Hoe saai én voorspelbaar wordt de 96ste Giro?
Zaterdag 5 mei begint zowaar in het Deense Herning de 96ste Giro d'Italia, die drie weken later klassiek eindigt in Milano na éénentwintig ritten die door twee rustdagen (de eerste al na en omwille van het Deense ommetje) onderbroken worden.
Inzake duur liggen de Tour de France (30 juni - 22 juli) en de (vervroegde) Vuelta a Espana (18 augustus - 9 september) in dezelfde lijn.
Vraag is of die langdradigheid nog van deze tijd is. Om en bij de twintig ritten garanderen minstens een kwart vervelende dagen en de favorieten voor het tijdklassement zullen zich hoeden om onderweg vuurwerk aan te steken. Ze zullen de koers eerder bevriezen zoals de betere ééndagscoureurs al deden in de voorjaarsklassiekers tot groeiende ergernis van de nochtans overwegend mild gestemde wielerliefhebbers.
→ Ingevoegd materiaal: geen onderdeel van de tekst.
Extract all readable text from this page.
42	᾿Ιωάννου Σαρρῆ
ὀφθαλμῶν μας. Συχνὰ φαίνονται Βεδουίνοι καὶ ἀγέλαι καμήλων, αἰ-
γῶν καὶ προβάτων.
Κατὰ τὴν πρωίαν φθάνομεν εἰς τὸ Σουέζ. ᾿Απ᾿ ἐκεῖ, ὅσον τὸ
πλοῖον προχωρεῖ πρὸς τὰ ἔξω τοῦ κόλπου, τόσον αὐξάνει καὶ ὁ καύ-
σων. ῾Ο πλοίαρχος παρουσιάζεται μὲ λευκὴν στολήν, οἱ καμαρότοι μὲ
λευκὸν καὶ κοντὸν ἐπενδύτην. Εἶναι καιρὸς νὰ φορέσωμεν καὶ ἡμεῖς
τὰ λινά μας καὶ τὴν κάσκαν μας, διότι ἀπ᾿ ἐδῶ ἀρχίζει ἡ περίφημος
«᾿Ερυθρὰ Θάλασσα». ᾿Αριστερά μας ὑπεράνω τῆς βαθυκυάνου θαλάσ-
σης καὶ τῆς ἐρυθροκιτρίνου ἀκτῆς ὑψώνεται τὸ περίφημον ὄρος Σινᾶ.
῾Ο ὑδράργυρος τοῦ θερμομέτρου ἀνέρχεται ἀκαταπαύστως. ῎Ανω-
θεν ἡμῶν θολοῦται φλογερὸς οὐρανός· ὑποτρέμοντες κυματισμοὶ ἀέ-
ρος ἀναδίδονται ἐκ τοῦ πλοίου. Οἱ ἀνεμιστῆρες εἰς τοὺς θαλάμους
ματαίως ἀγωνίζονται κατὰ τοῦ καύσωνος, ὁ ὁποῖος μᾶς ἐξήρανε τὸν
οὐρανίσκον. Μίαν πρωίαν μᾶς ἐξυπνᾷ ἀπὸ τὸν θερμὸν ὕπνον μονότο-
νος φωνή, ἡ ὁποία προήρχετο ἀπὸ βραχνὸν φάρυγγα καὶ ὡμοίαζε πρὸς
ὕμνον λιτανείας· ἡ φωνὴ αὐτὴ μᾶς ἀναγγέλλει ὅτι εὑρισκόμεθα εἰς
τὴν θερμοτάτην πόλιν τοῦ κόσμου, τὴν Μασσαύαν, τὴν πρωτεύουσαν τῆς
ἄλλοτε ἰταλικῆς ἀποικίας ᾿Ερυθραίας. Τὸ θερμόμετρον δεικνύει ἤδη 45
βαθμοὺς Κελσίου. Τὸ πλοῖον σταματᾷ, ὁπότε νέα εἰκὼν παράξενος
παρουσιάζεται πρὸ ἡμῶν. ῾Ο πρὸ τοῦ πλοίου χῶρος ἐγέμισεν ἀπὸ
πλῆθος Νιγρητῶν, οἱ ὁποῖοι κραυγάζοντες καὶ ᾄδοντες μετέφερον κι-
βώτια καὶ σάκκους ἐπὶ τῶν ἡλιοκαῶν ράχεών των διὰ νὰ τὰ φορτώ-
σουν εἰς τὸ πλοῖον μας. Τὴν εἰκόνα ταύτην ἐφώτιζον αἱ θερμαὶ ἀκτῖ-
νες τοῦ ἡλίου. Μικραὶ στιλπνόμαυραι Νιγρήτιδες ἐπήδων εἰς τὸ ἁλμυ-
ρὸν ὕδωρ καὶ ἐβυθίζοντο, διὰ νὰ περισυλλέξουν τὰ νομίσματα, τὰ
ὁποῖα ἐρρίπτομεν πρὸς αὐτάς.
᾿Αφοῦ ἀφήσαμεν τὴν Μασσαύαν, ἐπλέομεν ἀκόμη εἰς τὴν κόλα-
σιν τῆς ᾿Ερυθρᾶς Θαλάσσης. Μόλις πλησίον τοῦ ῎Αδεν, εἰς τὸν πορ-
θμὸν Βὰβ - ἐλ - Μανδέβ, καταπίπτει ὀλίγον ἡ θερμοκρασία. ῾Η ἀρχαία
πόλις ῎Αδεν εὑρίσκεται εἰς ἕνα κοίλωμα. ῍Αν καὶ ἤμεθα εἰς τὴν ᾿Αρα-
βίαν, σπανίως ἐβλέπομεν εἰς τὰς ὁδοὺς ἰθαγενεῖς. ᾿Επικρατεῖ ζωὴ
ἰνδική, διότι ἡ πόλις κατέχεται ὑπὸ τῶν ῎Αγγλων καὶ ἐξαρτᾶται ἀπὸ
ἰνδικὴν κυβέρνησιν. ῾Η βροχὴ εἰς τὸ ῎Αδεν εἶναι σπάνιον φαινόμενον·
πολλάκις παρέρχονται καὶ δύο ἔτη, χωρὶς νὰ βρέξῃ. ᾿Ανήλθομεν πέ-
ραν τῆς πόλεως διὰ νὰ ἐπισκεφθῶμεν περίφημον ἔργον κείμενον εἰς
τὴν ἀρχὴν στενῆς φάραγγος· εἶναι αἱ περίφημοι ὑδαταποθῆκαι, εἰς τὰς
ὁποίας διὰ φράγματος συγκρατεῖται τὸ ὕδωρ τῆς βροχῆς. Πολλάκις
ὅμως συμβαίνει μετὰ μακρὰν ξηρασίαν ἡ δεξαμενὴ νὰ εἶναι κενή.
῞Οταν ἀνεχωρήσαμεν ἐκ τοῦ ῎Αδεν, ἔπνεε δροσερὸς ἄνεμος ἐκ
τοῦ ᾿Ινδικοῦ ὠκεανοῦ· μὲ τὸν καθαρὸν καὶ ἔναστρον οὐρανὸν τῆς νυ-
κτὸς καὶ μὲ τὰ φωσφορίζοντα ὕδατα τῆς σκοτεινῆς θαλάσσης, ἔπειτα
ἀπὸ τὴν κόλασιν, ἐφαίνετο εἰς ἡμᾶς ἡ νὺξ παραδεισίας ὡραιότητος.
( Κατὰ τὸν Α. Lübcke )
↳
Het opzet van grote ronden vraagt er eigenlijk om. Er bestaat geen enkele band tussen de dagzeges, de puntenstand, de bergprijs en het tijdklassement. Meer nog dan vroeger verkavelen de sterkste teams deze uiteenlopende objectieven, wat het spanningsveld aantast en het verrassingseffect uitdooft.
Hoe lang zullen de media overigens nog dulden dat de meeste etappes bezwangerd worden met een onbepalende langdurige ontsnapping die net op tijd ongedaan wordt gemaakt opdat een ronkende naam of een gesteld lichaam het podium zou kunnen bestijgen.
Moeten wij ons dààrvoor uren van tevoren aan ons LCD-scherm kluisteren?
Ook van de bergprijs hebben de renners de jongste jaren, meer nog als vroeger, een karikatuur gemaakt. De punten toekennen op basis van de passages op de top is niet langer een goed idee. Met de beschikking over transponders is het een koud kunstje om de punten toekennen op basis van de individuele beklimmingstijden.
Eigenlijk zouden men de waarden van het dagklassement, de puntenstand, de bergprijs en het tijdklassement moeten samenvoegen voor het uitroepen van een algemene winnaar, waarvoor er bij voorbaat te weinig kandidaten zijn. Coureurs van het type Fabian Cancellara, Philippe Gilbert, Joaquin Rodriguez, Alejandro Valverde,... en vroeger Roger De Vlaeminck zouden ook voor de algemene zege in een grote ronde in aanmerking moeten komen. De kandidaten op de eindzege in de 95ste Giro zijn op de vingers van een halve hand te tellen. Een duel tussen Ivan Basso (de winnaar van 2006 en 2010) en Michele Scarponi (de stand in winnaar van 2011 na de lock out van Alberto Contador). En naar challengers is het even lang zoeken: Domenico Pozzovivo (negende in 2008 maar zowel in 2010 als in 2011 opgegeven) en Roman Kreuziger (zesde in 2011 na negende te zijn geworden in de Tour van 2009 en 2010) worden in die hoedanigheid naar voren geschoven. Indien er geen outsiders opstaan dan riskeert het een oersaaie bedoening te worden.
En waarom de drie grote ronden niet reduceren naar vijftien dagen. Het zou de dagzeges nog precieuzer maken en de beste klassementsrenners misschien inspireren om twee in plaats één of zelfs drie in plaats van twee grote ronden hun kans te gaan.
Misschien moeten de grote ronden van dit jaar allersaaist worden zodat de inrichters zich in samenspraak met de U.C.I. gaan bezinnen over het hoe ze weer leven in de brouwerij kunnen brengen.